Either the period would be too short, and therefore the issues too current to be settled reasonably, or the intervals would be too long to constrain bad actors.
Madison turns his attention to Pennsylvania, a state which actually developed a mechanism similar to the one under consideration here. The Council of Censors was impaired by a number of circumstances that prevented it from doing its job fairly. First of all, many of the individuals on the council “had also been active and leading characters in the parties which pre-existed in the State.” More importantly, many of the individuals on the council had been members of the executive and legislative branches during the period under review, and therefore had a vested interest in the council’s deliberations.
On top of all this, the proceedings showed the fundamental shortcomings of this particular approach.
Every page of their proceedings witnesses the effect of all these circumstances on the temper of their deliberations. Throughout the continuance of the council, it was split into two fixed and violent parties. The fact is acknowledged and lamented by themselves. Had this not been the case, the face of their proceedings exhibits a proof equally satisfactory. In all questions, however unimportant in themselves, or unconnected with each other, the same names stand invariably contrasted on the opposite columns. Every unbiased observer may infer, without danger of mistake, and at the same time without meaning to reflect on either party, or any individuals of either party, that, unfortunately, PASSION, not REASON, must have presided over their decisions. When men exercise their reason coolly and freely on a variety of distinct questions, they inevitably fall into different opinions on some of them. When they are governed by a common passion, their opinions, if they are so to be called, will be the same.
The Council of Censors was thus dominated by the same partisan divisions that marked the proceedings of the legislature. Instead of the council being a dispassionate reviewer of constitutional clashes, it was as beset by partisan wrangling as any other actor involved in the process.
Madison outlines two other problem with the council. The council “misconstrue[d] the limits prescribed for the legislative and executive departments, instead of reducing and limiting them within their constitutional places.” Finally, Madison doubted that the council’s decisi0ns “had any effect in varying the practice founded on legislative constructions.” In one instance the legislature essentially ignored the council’s decision. So not only was this council beset by partisan intrigues, it was ineffective in reigning in the political branches.
Madison has an argument ready for anyone wishing to assert that Pennsylvania is a special case in its partisan division.
Is it to be presumed, that at any future septennial epoch the same State will be free from parties? Is it to be presumed that any other State, at the same or any other given period, will be exempt from them? Such an event ought to be neither presumed nor desired; because an extinction of parties necessarily implies either a universal alarm for the public safety, or an absolute extinction of liberty.
Furthermore, it would be no solution to restrict council membership to people who had not been involved with the government’s decision during the period under consideration.
The important task would probably devolve on men, who, with inferior capacities, would in other respects be little better qualified. Although they might not have been personally concerned in the administration, and therefore not immediately agents in the measures to be examined, they would probably have been involved in the parties connected with these measures, and have been elected under their auspices.

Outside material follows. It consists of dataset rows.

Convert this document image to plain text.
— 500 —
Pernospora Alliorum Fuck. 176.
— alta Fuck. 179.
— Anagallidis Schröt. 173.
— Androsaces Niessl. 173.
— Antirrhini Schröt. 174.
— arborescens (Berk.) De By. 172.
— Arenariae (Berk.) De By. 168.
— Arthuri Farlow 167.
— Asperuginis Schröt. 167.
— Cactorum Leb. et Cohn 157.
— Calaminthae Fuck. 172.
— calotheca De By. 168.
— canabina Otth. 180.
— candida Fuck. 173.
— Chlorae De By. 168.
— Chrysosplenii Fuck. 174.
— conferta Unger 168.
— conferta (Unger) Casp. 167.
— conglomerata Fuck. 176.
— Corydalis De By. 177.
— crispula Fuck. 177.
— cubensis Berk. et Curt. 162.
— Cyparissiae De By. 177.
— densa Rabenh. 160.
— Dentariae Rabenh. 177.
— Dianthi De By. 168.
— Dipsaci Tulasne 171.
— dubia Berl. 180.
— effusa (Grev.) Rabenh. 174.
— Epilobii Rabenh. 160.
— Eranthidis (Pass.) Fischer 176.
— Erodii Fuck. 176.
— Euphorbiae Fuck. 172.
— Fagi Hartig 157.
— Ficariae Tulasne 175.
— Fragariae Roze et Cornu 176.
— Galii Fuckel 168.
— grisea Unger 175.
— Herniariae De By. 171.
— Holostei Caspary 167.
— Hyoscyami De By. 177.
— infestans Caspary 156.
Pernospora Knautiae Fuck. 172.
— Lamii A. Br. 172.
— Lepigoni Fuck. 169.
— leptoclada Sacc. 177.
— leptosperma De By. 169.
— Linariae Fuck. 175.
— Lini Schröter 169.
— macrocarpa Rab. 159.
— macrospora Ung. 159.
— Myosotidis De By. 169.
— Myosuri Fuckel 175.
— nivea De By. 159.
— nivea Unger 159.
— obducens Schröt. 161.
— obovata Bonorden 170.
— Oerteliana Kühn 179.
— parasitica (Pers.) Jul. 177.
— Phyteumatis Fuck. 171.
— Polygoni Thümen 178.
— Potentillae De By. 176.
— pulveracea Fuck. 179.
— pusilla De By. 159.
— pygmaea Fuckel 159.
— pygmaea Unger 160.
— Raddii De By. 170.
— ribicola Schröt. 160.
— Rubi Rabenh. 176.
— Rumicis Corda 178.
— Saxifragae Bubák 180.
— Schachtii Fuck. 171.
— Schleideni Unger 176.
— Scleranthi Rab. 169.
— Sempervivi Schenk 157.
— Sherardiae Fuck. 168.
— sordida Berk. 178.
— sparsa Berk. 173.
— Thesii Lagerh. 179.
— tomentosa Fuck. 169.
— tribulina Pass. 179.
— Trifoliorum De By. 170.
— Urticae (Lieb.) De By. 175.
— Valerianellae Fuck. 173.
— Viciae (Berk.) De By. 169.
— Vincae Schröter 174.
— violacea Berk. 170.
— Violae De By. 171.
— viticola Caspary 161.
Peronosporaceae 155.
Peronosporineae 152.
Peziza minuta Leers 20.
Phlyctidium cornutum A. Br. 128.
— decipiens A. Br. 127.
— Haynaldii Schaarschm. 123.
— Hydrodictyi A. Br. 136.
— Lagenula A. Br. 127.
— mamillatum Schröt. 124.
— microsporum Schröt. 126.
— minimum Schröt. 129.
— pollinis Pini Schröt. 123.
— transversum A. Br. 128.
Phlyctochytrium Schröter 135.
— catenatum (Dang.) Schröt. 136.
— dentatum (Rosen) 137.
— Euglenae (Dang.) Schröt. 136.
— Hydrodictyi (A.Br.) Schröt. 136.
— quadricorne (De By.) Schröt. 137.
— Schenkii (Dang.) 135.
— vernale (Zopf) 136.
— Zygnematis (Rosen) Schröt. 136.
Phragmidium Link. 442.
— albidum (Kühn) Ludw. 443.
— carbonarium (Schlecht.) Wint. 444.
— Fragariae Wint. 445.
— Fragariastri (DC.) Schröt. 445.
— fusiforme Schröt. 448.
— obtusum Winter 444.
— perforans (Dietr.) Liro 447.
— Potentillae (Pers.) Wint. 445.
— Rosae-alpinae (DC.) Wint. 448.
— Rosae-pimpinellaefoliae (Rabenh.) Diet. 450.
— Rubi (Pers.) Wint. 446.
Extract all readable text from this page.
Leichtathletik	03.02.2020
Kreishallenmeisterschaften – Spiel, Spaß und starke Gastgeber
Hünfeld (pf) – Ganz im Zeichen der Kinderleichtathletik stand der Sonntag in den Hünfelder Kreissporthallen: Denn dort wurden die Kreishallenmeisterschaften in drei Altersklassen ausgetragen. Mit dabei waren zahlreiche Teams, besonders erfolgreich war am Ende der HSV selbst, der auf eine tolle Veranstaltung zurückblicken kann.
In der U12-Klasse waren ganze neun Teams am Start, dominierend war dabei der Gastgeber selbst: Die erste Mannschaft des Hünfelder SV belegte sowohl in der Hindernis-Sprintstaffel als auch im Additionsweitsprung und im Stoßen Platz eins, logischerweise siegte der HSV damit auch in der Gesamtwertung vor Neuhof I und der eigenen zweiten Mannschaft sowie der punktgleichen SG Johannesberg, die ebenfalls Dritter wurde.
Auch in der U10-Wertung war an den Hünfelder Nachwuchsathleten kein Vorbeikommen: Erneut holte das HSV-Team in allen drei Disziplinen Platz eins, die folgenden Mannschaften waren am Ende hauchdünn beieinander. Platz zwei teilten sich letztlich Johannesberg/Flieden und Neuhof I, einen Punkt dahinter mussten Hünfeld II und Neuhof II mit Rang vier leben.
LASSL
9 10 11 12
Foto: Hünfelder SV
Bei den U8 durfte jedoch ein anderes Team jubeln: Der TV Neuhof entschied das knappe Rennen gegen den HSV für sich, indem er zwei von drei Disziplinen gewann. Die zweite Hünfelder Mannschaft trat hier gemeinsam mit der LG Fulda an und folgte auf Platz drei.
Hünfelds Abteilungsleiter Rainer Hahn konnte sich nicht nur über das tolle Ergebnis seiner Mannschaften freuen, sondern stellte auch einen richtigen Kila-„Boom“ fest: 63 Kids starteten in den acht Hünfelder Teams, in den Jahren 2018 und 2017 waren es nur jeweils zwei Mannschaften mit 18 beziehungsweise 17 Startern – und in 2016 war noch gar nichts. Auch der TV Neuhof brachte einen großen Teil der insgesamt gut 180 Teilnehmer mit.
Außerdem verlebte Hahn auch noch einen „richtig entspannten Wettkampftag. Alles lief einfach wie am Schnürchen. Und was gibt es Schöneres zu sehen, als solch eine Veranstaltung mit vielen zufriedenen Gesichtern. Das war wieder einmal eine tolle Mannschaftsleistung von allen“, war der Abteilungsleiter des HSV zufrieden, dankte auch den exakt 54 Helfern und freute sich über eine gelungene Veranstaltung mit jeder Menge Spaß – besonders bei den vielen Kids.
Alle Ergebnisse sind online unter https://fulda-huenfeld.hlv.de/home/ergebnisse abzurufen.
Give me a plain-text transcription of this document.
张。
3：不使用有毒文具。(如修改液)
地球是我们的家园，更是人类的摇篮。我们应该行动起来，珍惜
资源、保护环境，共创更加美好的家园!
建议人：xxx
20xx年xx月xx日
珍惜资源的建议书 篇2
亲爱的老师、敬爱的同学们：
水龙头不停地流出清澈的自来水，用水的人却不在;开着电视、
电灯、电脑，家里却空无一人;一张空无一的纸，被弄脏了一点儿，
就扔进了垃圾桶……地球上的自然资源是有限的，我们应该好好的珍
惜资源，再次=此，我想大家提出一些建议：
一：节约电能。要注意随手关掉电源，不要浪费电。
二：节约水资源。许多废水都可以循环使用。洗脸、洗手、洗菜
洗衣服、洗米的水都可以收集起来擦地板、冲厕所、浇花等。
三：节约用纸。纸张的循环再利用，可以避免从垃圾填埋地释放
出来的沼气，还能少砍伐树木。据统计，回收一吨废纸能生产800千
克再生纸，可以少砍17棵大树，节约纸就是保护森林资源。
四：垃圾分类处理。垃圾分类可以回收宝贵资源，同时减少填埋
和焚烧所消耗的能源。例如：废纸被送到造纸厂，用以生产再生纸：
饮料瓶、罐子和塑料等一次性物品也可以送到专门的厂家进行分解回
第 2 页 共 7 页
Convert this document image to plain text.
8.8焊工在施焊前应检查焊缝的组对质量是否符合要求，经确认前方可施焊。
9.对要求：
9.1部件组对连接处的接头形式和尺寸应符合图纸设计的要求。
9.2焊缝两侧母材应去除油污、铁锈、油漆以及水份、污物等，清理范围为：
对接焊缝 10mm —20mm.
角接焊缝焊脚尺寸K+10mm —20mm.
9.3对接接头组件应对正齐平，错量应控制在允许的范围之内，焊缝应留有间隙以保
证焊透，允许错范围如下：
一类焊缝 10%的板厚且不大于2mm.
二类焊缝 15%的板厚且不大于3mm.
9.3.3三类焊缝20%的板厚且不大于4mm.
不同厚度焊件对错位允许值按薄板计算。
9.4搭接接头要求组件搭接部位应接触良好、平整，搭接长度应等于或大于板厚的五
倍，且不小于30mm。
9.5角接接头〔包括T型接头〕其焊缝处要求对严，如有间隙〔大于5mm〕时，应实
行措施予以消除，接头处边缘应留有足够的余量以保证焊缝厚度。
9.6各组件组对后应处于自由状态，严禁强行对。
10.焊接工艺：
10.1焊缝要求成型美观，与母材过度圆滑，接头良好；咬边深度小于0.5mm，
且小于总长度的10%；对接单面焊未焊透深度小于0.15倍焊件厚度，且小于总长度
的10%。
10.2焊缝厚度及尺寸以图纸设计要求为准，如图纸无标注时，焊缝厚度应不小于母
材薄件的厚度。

Having thus rejected popular appeals as methods of dealing with encroachments of the constitution, what solution does Madison propose. He provides the answer in Federalist 51.
I think this is a rare miss by Madison. Not that he’s wrong on any of his specific arguments. But he (along with the other Founders) missed how future generations would chafe under the difficulty of constitutional amendment and would respond by, essentially, ignoring the Constitution, or interpreting it in wholly implausible ways.